For now, startups are having relatively little trouble raising new money, so they just keep burning through cash. They know there is more coming in next round. But at some point the money is going to dry up. We’re going to hit a wall, and then the companies will have to figure out how to take down their burn rate, or they will go out of business.

Fred Wilson agrees, recently voicing his support for Gurley, saying on his blog “burn rates are sky high all over the US startup sector right now…I’m really happy that I’m not alone in thinking this way.” Mark Andreessen from Andreessen Horowitz offered criticisms as well, sharing his views in what TechCrunch defined as a “tweet storm about burn rates.”

These three prominent investors have every right to be concerned, and each make a strong case to support the problem they’re presenting. Of significant interest, nobody in the startup community has yet spoken out to disprove or combat their claims: a telling sign or a calculated silence? I’d lean toward the former.

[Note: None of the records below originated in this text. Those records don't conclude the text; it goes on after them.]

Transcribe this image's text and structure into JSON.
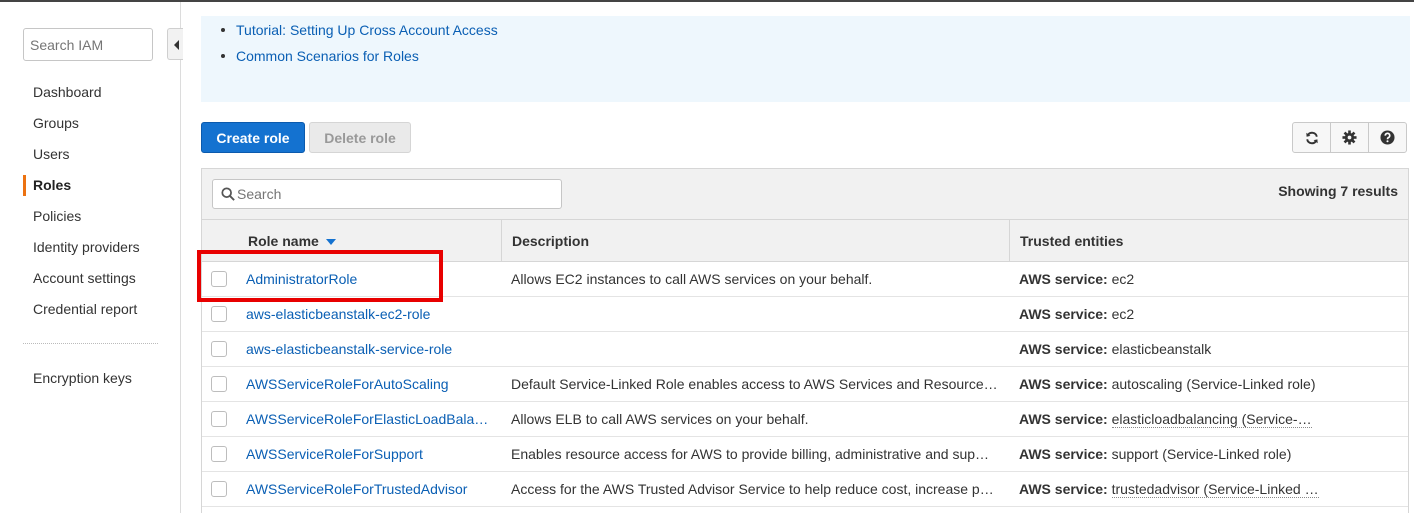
{
  "sidebar": {
    "search_placeholder": "Search IAM",
    "items": [
      {
        "label": "Dashboard"
      },
      {
        "label": "Groups"
      },
      {
        "label": "Users"
      },
      {
        "label": "Roles",
        "active": true
      },
      {
        "label": "Policies"
      },
      {
        "label": "Identity providers"
      },
      {
        "label": "Account settings"
      },
      {
        "label": "Credential report"
      }
    ],
    "encryption_label": "Encryption keys"
  },
  "info_links": [
    {
      "label": "Tutorial: Setting Up Cross Account Access"
    },
    {
      "label": "Common Scenarios for Roles"
    }
  ],
  "toolbar": {
    "create_label": "Create role",
    "delete_label": "Delete role",
    "icons": [
      "refresh-icon",
      "gear-icon",
      "help-icon"
    ]
  },
  "table": {
    "search_placeholder": "Search",
    "showing": "Showing 7 results",
    "columns": {
      "name": "Role name",
      "description": "Description",
      "trusted": "Trusted entities"
    },
    "trusted_prefix": "AWS service:",
    "rows": [
      {
        "name": "AdministratorRole",
        "description": "Allows EC2 instances to call AWS services on your behalf.",
        "trusted": "ec2"
      },
      {
        "name": "aws-elasticbeanstalk-ec2-role",
        "description": "",
        "trusted": "ec2"
      },
      {
        "name": "aws-elasticbeanstalk-service-role",
        "description": "",
        "trusted": "elasticbeanstalk"
      },
      {
        "name": "AWSServiceRoleForAutoScaling",
        "description": "Default Service-Linked Role enables access to AWS Services and Resource…",
        "trusted": "autoscaling (Service-Linked role)"
      },
      {
        "name": "AWSServiceRoleForElasticLoadBala…",
        "description": "Allows ELB to call AWS services on your behalf.",
        "trusted": "elasticloadbalancing (Service-…"
      },
      {
        "name": "AWSServiceRoleForSupport",
        "description": "Enables resource access for AWS to provide billing, administrative and sup…",
        "trusted": "support (Service-Linked role)"
      },
      {
        "name": "AWSServiceRoleForTrustedAdvisor",
        "description": "Access for the AWS Trusted Advisor Service to help reduce cost, increase p…",
        "trusted": "trustedadvisor (Service-Linked …"
      }
    ]
  },
  "colors": {
    "accent": "#1472d0",
    "link": "#0a5fb4",
    "active_nav": "#ec7211",
    "highlight": "#e80000"
  }
}
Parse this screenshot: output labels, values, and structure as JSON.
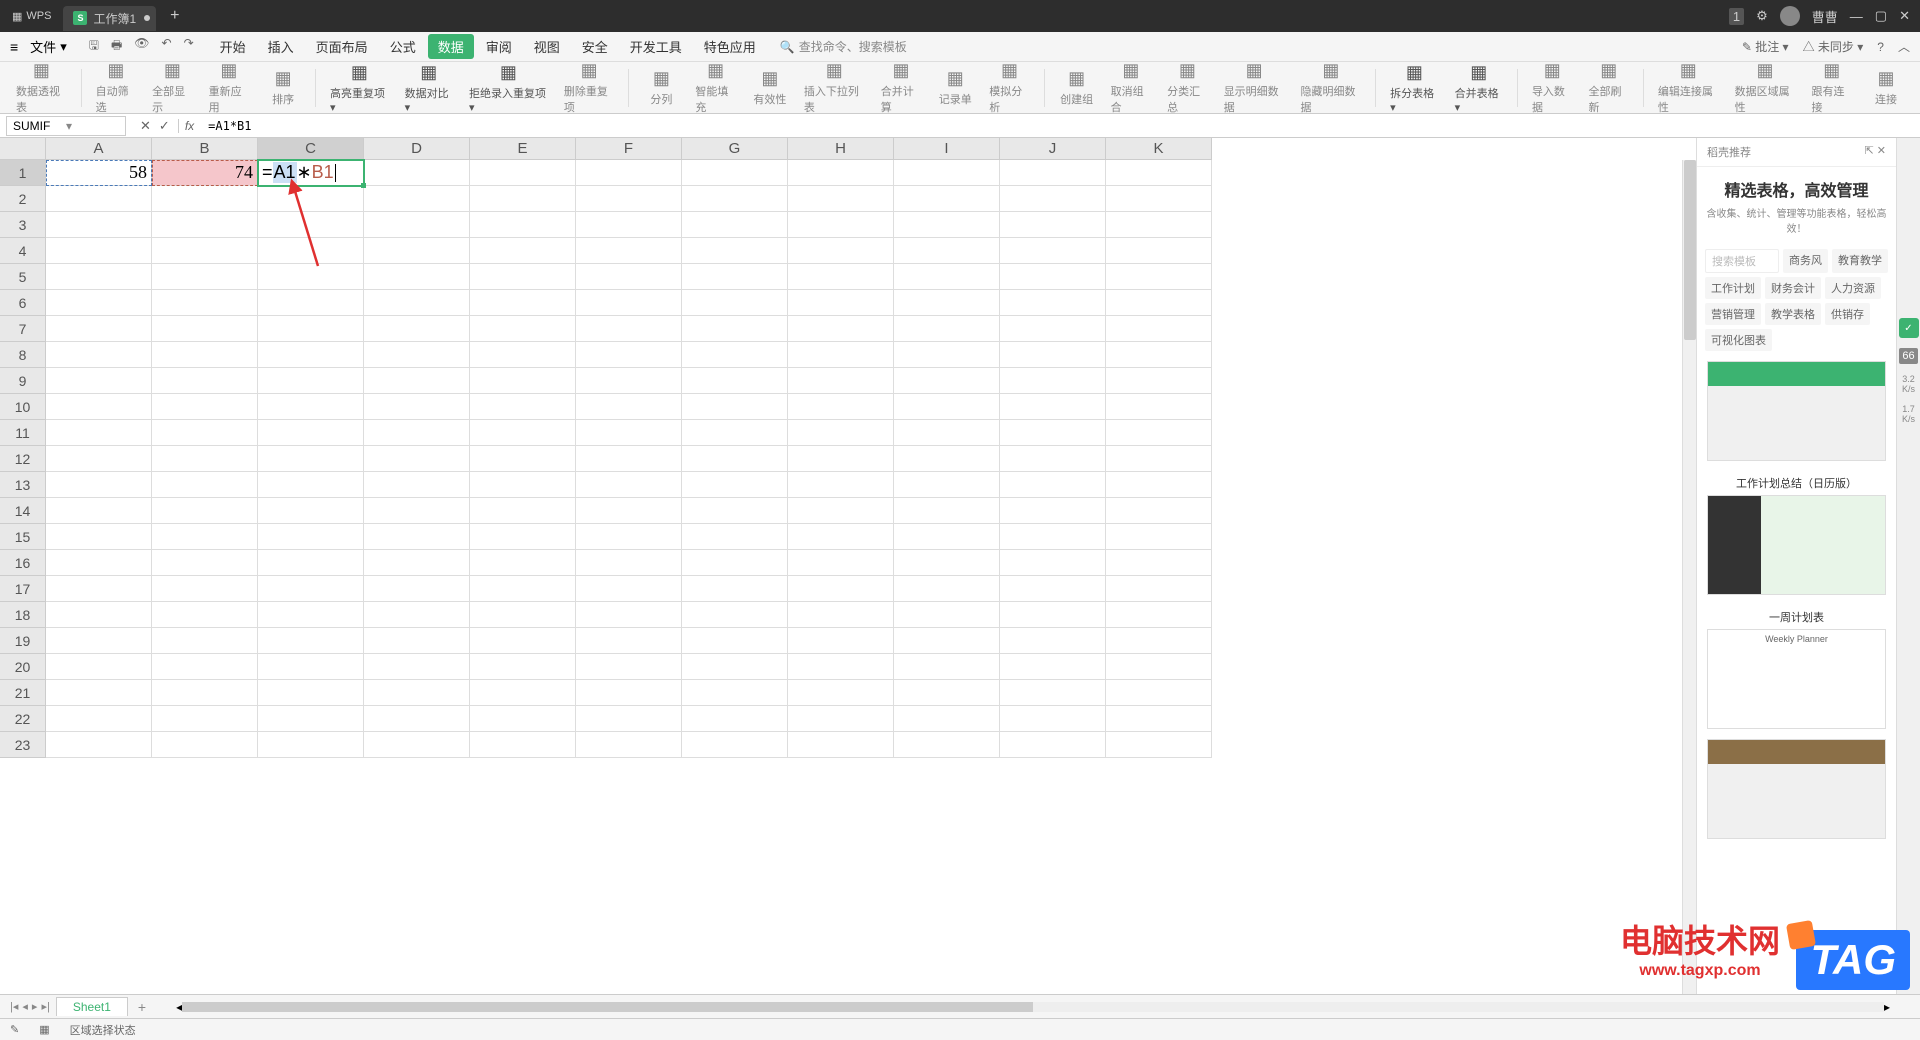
{
  "titlebar": {
    "app": "WPS",
    "doc_name": "工作簿1",
    "username": "曹曹",
    "n_badge": "1"
  },
  "menubar": {
    "file": "文件",
    "tabs": [
      "开始",
      "插入",
      "页面布局",
      "公式",
      "数据",
      "审阅",
      "视图",
      "安全",
      "开发工具",
      "特色应用"
    ],
    "active_tab_index": 4,
    "search_placeholder": "查找命令、搜索模板",
    "remark": "批注",
    "sync": "未同步"
  },
  "ribbon": {
    "items": [
      "数据透视表",
      "自动筛选",
      "全部显示",
      "重新应用",
      "排序",
      "高亮重复项",
      "数据对比",
      "拒绝录入重复项",
      "删除重复项",
      "分列",
      "智能填充",
      "有效性",
      "插入下拉列表",
      "合并计算",
      "记录单",
      "模拟分析",
      "创建组",
      "取消组合",
      "分类汇总",
      "显示明细数据",
      "隐藏明细数据",
      "拆分表格",
      "合并表格",
      "导入数据",
      "全部刷新",
      "编辑连接属性",
      "数据区域属性",
      "跟有连接",
      "连接"
    ]
  },
  "formula_bar": {
    "name_box": "SUMIF",
    "formula": "=A1*B1"
  },
  "sheet": {
    "columns": [
      "A",
      "B",
      "C",
      "D",
      "E",
      "F",
      "G",
      "H",
      "I",
      "J",
      "K"
    ],
    "row_count": 23,
    "a1_value": "58",
    "b1_value": "74",
    "c1_eq": "=",
    "c1_refA": "A1",
    "c1_star": " ∗ ",
    "c1_refB": "B1",
    "active_col": 2,
    "active_row": 0
  },
  "right_panel": {
    "header": "稻壳推荐",
    "title": "精选表格，高效管理",
    "subtitle": "含收集、统计、管理等功能表格，轻松高效！",
    "search": "搜索模板",
    "filters": [
      "商务风",
      "教育教学",
      "工作计划",
      "财务会计",
      "人力资源",
      "营销管理",
      "教学表格",
      "供销存",
      "可视化图表"
    ],
    "templates": [
      {
        "title": ""
      },
      {
        "title": "工作计划总结（日历版）"
      },
      {
        "title": "一周计划表"
      },
      {
        "title": ""
      }
    ]
  },
  "sidebar_stats": {
    "check": "✓",
    "num": "66",
    "s1": "3.2",
    "s1u": "K/s",
    "s2": "1.7",
    "s2u": "K/s"
  },
  "sheet_tabs": {
    "sheet1": "Sheet1"
  },
  "status_bar": {
    "status": "区域选择状态"
  },
  "watermark": {
    "line1": "电脑技术网",
    "line2": "www.tagxp.com",
    "tag": "TAG"
  }
}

Personally, I’ve always thought that the influx of venture capital, no matter the stage, invokes the same emotions and feelings for startups that some teenagers get the first time he or she has money, in that there is a compulsive, sometimes uncontrollable urge to spend it. And that’s not totally unjustified or even inherently wrong; it’s almost natural, human nature-esque, resembling the instinctual essence of survival of the fittest. And let’s face it, it’s hard to say no to nice things that can make work and life easier for all.